Son récent retrait le laissait craindre. Steve Jobs est mort à l’âge de 56 ans. Fascinant de voir à quel point cet entrepreneur, de la carrure d’Edison ou de Ford, laisse une empreinte profonde sur nos vies. Même ceux qui vomissent le Mac travaillent dans l’environnement graphique d’Apple, incarné par le bureau et la souris, par lequel Jobs a légué à la Terre entière son goût pour la typo. Du Macintosh, premier ordinateur qui faisait envie, à ses fameuses keynotes en passant par le secret hystérique imposé aux employés, Jobs a promu l’informatique comme une superproduction hollywoodienne, avec la même démesure.
Le match PC/Mac, le plug-and-play, les icônes, les polices, les imprimantes laser, l’OSX, l’iBook, la suite iLife avec GarageBand, iPhoto et iMovie, l’iPod et iTunes, l’iPhone et l’iPad sont autant d’étapes remémorées sans effort, qui ont scandé les vingt dernières années d’innovations toutes plus ébouriffantes les unes que les autres, et ont accompli la métamorphose de l’informatique, passée d’un triste outil de productivité bureautique au support naturel de toutes nos pratiques culturelles.
Après avoir redessiné l’ordinateur personnel, le commerce de la musique et la téléphonie, Steve jobs a fini par faire disparaître l’informatique dans les usages. De quoi se faire haïr à jamais par les puristes de l’outil. Plutôt que la religion de l’outil, Jobs pratiquait celle de l’usager. Plutôt qu’au geek barbu, il pensait à sa mère.
Quatre environnements ont changé nos vies: Apple, le web, Google et Facebook.
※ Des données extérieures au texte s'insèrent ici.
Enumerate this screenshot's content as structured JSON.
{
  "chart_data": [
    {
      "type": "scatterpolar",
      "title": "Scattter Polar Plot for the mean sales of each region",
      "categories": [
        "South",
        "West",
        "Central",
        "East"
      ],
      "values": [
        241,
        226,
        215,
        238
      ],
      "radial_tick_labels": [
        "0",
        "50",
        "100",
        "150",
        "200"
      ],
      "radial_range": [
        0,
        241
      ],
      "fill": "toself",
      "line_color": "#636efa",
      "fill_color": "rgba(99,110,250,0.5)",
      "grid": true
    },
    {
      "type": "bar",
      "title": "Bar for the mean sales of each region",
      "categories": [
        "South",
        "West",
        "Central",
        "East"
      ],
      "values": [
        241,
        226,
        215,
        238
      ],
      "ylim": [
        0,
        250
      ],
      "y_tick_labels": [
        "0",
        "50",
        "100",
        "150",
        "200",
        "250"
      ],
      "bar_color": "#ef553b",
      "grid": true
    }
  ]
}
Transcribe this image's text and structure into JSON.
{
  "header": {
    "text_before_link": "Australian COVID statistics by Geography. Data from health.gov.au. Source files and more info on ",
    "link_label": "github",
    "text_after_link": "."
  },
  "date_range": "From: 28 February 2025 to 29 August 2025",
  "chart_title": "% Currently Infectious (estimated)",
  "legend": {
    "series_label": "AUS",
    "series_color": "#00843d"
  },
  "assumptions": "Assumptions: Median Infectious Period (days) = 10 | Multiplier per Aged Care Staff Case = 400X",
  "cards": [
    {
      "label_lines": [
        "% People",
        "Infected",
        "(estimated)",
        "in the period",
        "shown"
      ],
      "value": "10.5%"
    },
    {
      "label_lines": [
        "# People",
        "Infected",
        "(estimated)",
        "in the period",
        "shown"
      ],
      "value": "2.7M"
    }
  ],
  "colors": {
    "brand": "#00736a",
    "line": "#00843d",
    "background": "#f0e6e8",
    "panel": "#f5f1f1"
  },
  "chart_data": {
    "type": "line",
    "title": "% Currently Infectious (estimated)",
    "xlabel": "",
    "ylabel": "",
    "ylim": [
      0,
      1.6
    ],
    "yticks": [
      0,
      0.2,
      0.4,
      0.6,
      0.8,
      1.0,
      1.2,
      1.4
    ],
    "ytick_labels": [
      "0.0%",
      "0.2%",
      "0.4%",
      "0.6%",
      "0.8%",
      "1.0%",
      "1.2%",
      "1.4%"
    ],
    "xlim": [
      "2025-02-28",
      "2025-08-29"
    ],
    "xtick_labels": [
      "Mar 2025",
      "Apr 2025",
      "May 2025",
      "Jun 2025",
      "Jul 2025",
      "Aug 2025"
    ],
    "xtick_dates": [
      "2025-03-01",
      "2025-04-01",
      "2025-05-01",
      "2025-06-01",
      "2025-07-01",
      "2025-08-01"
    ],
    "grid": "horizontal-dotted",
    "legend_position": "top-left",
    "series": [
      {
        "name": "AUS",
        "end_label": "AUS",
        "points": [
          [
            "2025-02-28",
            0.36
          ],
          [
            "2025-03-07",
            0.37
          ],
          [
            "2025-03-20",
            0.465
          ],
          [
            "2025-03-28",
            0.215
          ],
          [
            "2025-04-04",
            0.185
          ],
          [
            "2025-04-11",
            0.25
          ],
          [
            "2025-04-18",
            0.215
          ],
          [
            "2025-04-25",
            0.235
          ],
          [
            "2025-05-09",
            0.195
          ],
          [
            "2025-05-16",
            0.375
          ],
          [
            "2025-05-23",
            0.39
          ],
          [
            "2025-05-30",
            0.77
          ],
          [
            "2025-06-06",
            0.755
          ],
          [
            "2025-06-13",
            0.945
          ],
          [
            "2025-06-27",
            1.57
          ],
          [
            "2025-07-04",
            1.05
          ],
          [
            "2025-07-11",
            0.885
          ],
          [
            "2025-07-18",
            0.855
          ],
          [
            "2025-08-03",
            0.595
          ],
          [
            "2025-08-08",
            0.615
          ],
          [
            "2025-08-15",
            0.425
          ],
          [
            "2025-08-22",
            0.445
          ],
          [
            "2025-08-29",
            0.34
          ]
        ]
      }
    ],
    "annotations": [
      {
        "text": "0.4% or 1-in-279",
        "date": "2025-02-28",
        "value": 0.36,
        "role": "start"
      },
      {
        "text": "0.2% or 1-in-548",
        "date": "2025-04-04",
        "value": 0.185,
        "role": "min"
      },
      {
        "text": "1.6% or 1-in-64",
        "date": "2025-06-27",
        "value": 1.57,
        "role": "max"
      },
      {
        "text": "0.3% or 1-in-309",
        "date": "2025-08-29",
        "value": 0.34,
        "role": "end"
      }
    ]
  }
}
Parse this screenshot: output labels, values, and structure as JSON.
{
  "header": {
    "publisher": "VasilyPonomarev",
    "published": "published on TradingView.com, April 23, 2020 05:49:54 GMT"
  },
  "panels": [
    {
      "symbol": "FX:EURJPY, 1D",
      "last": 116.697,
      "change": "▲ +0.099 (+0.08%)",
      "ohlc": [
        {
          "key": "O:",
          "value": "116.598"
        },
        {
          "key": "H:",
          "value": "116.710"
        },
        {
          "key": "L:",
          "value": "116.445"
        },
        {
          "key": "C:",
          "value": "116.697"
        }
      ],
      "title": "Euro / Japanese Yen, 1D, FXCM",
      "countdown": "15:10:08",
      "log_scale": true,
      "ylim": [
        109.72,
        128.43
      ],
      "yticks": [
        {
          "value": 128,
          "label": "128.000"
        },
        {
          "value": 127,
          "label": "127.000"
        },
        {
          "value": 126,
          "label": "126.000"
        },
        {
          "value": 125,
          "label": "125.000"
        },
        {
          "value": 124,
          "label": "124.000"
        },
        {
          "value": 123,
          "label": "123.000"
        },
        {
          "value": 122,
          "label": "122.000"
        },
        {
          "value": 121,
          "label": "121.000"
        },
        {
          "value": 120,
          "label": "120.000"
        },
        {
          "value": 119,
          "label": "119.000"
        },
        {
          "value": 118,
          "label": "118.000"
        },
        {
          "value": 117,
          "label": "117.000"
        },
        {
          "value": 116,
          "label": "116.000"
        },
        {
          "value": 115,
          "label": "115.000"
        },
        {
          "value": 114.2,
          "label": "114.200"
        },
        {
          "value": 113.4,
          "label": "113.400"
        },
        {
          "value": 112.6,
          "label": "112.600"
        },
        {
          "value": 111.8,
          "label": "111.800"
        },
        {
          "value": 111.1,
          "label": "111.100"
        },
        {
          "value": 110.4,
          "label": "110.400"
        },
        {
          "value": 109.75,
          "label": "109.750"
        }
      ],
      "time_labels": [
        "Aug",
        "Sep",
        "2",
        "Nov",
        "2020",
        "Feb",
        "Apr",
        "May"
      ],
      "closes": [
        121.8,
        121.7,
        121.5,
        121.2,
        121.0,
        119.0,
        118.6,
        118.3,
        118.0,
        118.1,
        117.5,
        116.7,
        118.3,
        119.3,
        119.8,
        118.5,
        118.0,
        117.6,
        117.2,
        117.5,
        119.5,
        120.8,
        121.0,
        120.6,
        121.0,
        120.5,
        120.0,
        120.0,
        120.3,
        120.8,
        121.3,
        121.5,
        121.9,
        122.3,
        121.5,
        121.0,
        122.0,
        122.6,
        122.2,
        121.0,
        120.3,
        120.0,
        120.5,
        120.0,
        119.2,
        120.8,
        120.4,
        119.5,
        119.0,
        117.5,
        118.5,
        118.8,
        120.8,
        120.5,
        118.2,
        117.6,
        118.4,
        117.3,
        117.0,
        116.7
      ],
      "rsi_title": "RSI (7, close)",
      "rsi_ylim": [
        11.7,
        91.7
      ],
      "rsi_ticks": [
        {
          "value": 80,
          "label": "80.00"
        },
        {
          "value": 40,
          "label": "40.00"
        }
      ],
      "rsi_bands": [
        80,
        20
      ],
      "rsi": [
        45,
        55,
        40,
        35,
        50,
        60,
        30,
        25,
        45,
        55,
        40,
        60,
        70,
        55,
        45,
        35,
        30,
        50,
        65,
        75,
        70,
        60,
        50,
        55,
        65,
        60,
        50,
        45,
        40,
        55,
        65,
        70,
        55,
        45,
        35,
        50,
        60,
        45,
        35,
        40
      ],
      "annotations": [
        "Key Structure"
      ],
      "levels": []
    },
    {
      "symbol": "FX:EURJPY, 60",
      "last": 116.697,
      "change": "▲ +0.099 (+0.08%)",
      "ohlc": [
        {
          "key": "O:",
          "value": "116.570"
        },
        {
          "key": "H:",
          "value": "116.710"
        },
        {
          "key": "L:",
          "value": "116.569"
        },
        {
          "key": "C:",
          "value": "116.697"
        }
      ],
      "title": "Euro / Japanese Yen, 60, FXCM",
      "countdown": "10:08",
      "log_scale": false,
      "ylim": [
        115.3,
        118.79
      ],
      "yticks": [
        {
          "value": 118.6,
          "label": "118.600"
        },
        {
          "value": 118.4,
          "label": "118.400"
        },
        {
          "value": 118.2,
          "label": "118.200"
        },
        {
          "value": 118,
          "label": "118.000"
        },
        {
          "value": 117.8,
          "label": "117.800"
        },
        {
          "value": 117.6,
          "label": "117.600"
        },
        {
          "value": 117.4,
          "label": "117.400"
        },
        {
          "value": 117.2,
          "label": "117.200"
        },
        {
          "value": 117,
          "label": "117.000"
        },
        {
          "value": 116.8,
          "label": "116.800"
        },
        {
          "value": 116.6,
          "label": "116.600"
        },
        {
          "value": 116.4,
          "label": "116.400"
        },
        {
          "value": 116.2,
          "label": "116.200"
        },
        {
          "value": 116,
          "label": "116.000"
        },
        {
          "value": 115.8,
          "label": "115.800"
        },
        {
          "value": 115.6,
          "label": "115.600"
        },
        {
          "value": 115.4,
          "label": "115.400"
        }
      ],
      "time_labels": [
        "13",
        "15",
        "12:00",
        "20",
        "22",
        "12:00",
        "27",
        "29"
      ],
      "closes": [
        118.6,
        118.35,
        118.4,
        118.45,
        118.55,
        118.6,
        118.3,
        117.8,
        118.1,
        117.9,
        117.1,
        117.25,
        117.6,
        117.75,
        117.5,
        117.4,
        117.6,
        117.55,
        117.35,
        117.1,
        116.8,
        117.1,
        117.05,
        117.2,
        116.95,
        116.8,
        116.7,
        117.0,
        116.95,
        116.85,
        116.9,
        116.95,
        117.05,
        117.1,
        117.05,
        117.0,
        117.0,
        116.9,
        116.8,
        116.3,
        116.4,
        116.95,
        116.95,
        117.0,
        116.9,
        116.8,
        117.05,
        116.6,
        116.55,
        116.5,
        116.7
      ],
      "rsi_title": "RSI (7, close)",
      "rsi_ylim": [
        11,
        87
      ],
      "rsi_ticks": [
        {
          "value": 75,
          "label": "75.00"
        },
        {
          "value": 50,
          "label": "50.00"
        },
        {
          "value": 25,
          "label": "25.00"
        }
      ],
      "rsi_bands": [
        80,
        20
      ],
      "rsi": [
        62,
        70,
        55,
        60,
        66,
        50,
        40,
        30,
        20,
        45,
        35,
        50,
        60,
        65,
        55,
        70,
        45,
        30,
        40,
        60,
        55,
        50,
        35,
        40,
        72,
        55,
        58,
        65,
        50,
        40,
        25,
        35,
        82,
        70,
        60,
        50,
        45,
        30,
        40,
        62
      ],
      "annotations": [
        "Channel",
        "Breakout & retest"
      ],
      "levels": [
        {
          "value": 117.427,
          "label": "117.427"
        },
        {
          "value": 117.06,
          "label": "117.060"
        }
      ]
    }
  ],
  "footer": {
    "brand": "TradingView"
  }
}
Quatre environnements qui ont lié comme jamais industrie et culture, et sont chacun marqués par la vocation hégémonique qu’impose la logique industrielle. Des quatre, Apple est sans aucun doute celui qui est resté le plus lié à la signature de son fondateur. L’aventure de l’informatique comme un des beaux-arts est la dernière grande aventure américaine, à laquelle nous avons tous participé. Toutes les heures passées sur nos si belles machines à rêve sont des heures que nous lui devons.